- Born: 3 April 1997 (age 29) Mumbai, Maharashtra, India
- Education: Regent's University London
- Occupations: Industrialist; Philanthropist; Polo Player;
- Organisations: Basilius International; Veera Foundation; Indiawyn Gaming;
- Parents: Sanjay Pahariya (father); Smruti Shinde (mother);
- Relatives: Sushilkumar Shinde (maternal grandfather) Veer Pahariya (brother) Praniti Shinde (maternal aunt)

= Shikhar Pahariya =

Indian industrialist, philanthropist and equestrian

Shikhar Pahariya (born 3 April 1997) is an Indian industrialist and polo player. He is associated with ventures in gaming and infrastructure. He is the grandson of Sushilkumar Shinde, former Union Home Minister of India, Chief Minister of Maharashtra, and senior leader of the Indian National Congress.

He has represented India in international polo tournaments, including matches in the United Kingdom where India secured notable wins.

== Early life and education ==
Pahariya was born in Mumbai in 1997 to Smruti Shinde, a film producer, and Sanjay Pahariya, a businessman. His elder brother, Veer Pahariya, is a Bollywood actor. He attended Bombay Scottish School and Dhirubhai Ambani International School in Mumbai before pursuing a degree in Global Financial Management at Regent's University London.

Pahariya belongs to a Khatik (Dalit) community.

== Career ==
Pahariya's entrepreneurial journey began at the age of 13 when he, alongside his brother Veer Pahariya, established a consultancy firm to assist first-time pet owners.. After completing his degree, Pahariya worked as an investment analyst in London. In 2018, he co-founded Indiawyn Gaming. The company launched Jeetoh, which was described by Mint as one of the country’s early live-interaction gaming platforms..

Pahariya later established Basilius International, an infrastructure development company with operations spanning energy and aviation. The firm has undertaken projects in Maharashtra, Gujarat, Goa, Uttar Pradesh and internationally in the United Arab Emirates, Oman and the United Kingdom. Its portfolio includes large-scale community infrastructure and commercial projects.

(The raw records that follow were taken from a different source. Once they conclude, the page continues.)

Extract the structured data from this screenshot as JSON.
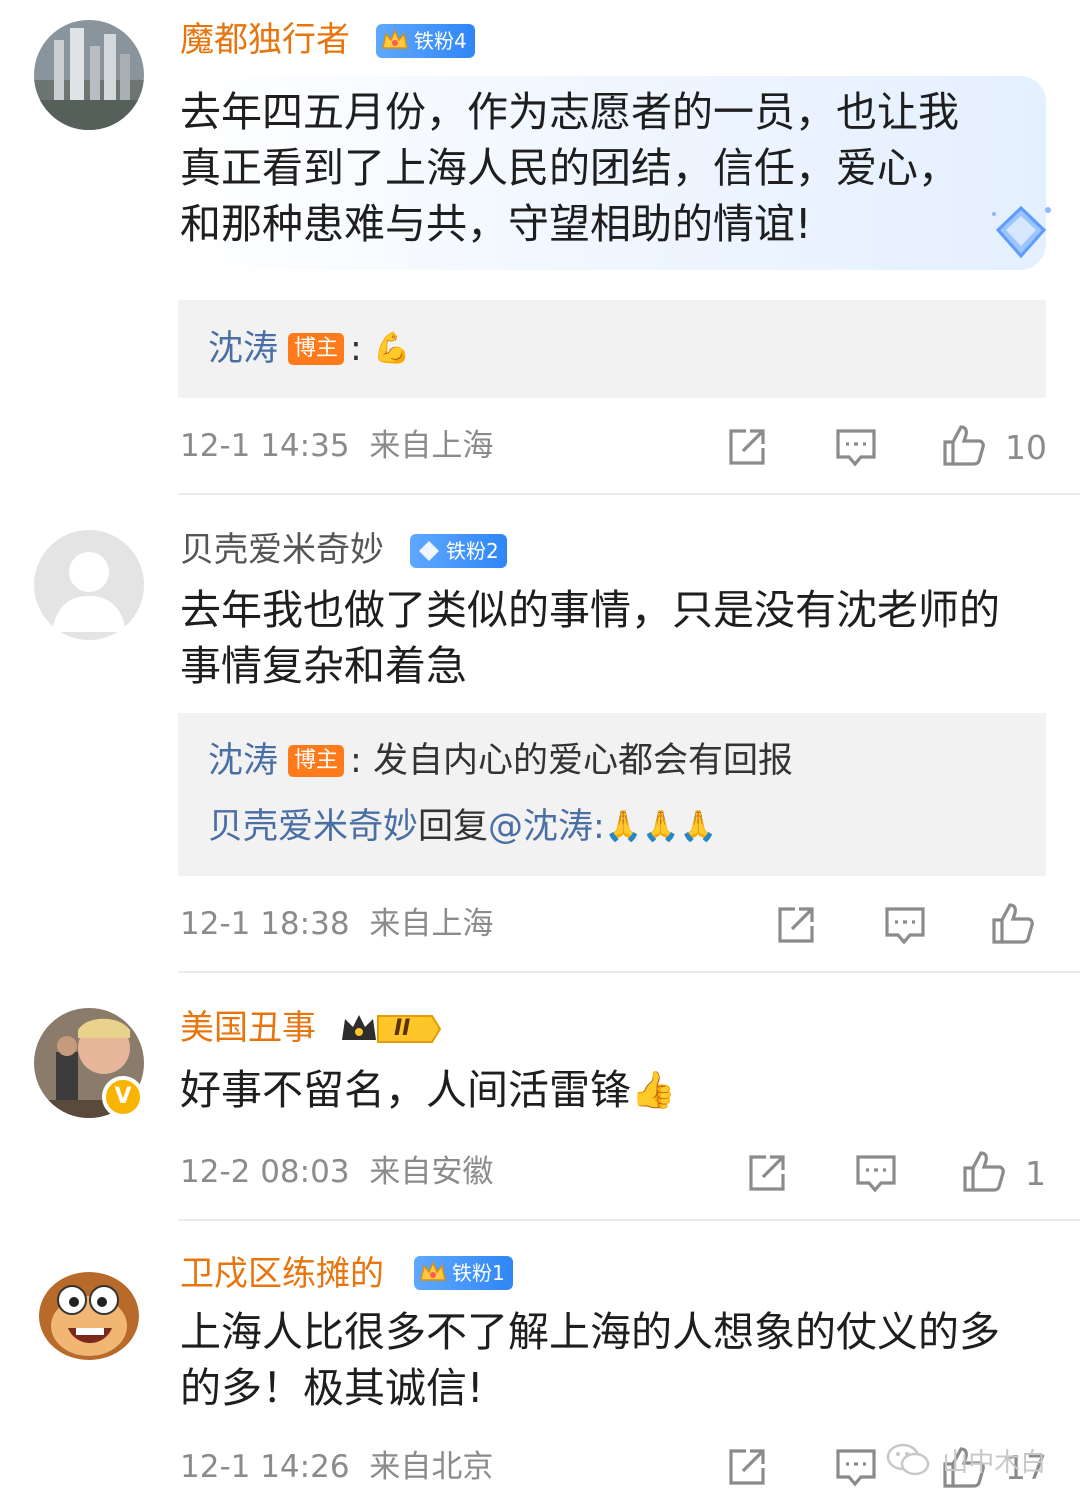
{
  "comments": [
    {
      "username": "魔都独行者",
      "fan_badge": "铁粉4",
      "content_lines": [
        "去年四五月份，作为志愿者的一员，也让我",
        "真正看到了上海人民的团结，信任，爱心，",
        "和那种患难与共，守望相助的情谊!"
      ],
      "reply": {
        "name": "沈涛",
        "tag": "博主",
        "text": ":"
      },
      "time": "12-1 14:35",
      "location": "来自上海",
      "likes": "10"
    },
    {
      "username": "贝壳爱米奇妙",
      "fan_badge": "铁粉2",
      "content_lines": [
        "去年我也做了类似的事情，只是没有沈老师的",
        "事情复杂和着急"
      ],
      "reply": {
        "name": "沈涛",
        "tag": "博主",
        "text": ": 发自内心的爱心都会有回报"
      },
      "reply2": {
        "name": "贝壳爱米奇妙",
        "text": "回复",
        "mention": "@沈涛",
        "tail": ":"
      },
      "time": "12-1 18:38",
      "location": "来自上海",
      "likes": ""
    },
    {
      "username": "美国丑事",
      "fan_badge": "II",
      "verified": "V",
      "content_lines": [
        "好事不留名，人间活雷锋"
      ],
      "time": "12-2 08:03",
      "location": "来自安徽",
      "likes": "1"
    },
    {
      "username": "卫戍区练摊的",
      "fan_badge": "铁粉1",
      "content_lines": [
        "上海人比很多不了解上海的人想象的仗义的多",
        "的多！极其诚信!"
      ],
      "time": "12-1 14:26",
      "location": "来自北京",
      "likes": "17"
    }
  ],
  "icons": {
    "share": "share-icon",
    "comment": "comment-icon",
    "like": "thumbs-up-icon"
  },
  "watermark": {
    "text": "山中木白"
  },
  "colors": {
    "vip_name": "#e8740e",
    "reply_name": "#4a6fa5",
    "blogger_tag": "#ff7a1a",
    "meta_gray": "#8b8b8b"
  }
}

== Social work and philanthropy ==
Pahariya is actively engaged in philanthropic activities, with a focus on women’s empowerment and youth development. He has collaborated with NGOs on environmental programs and sports-related initiatives.. He is the founder of the Veera Foundation, a non-profit initiative that has been noted by Feminism in India for its work with men and boys on gender issues. According to the organisation’s website, the foundation focuses on workshops and dialogue programmes around positive masculinity and male allyship.

In Solapur, Maharashtra, during the COVID-19 pandemic, Pahariya arranged ration kits for several thousand families over a six-month period. He has organized water tankers during severe droughts in the region, and in 2024 convened a job fair that drew over 3,000 participants, connecting local youth to employment opportunities. He also donates amenities to educational facilities and books to village library initiatives across Western Maharashtra.

== Polo ==
A trained polo player, Pahariya has competed in polo and show-jumping events in India and abroad. He has represented India at the Royal County of Berkshire Polo Club in London, where the team recorded victories against international sides. In 2013, he was part of the Jaipur Polo Team that won the 7th Asia Polo Cup in Windsor, defeating the English team 5–4 to secure the trophy for the first time.

== Personal life ==
Pahariya has received media coverage for his family background and for his association with actress Janhvi Kapoor. He lives in Mumbai.

== Controversies ==
In March 2025, Pahariya drew attention for publicly responding to a caste-based remark directed at him on social media, criticising the troll’s "small, backward mindset" and emphasising India's strength in diversity and inclusivity.

In May 2025, Pahariya faced backlash on social media after posting in support of the Indian Armed Forces following Operation Sindoor. Some users criticised him as “heartless” for not addressing civilian concerns, while others trolled him for his remarks. Pahariya defended his stance by calling the Pahalgam attack a "hate-fueled massacre" and stressing the need for respect for armed forces and national solidarity.

In July 2025, Pahariya commented on Maharashtra’s Marathi–Hindi language row surrounding the Three Language Policy, where he argued that cultural pride should "uplift, not divide," and that fear alone cannot sustain a language. He supported the Marathi asmita, but stressed that it should not come at the expense of others. The remarks sparked widespread media coverage and drew strong criticism from local Marathi outfits.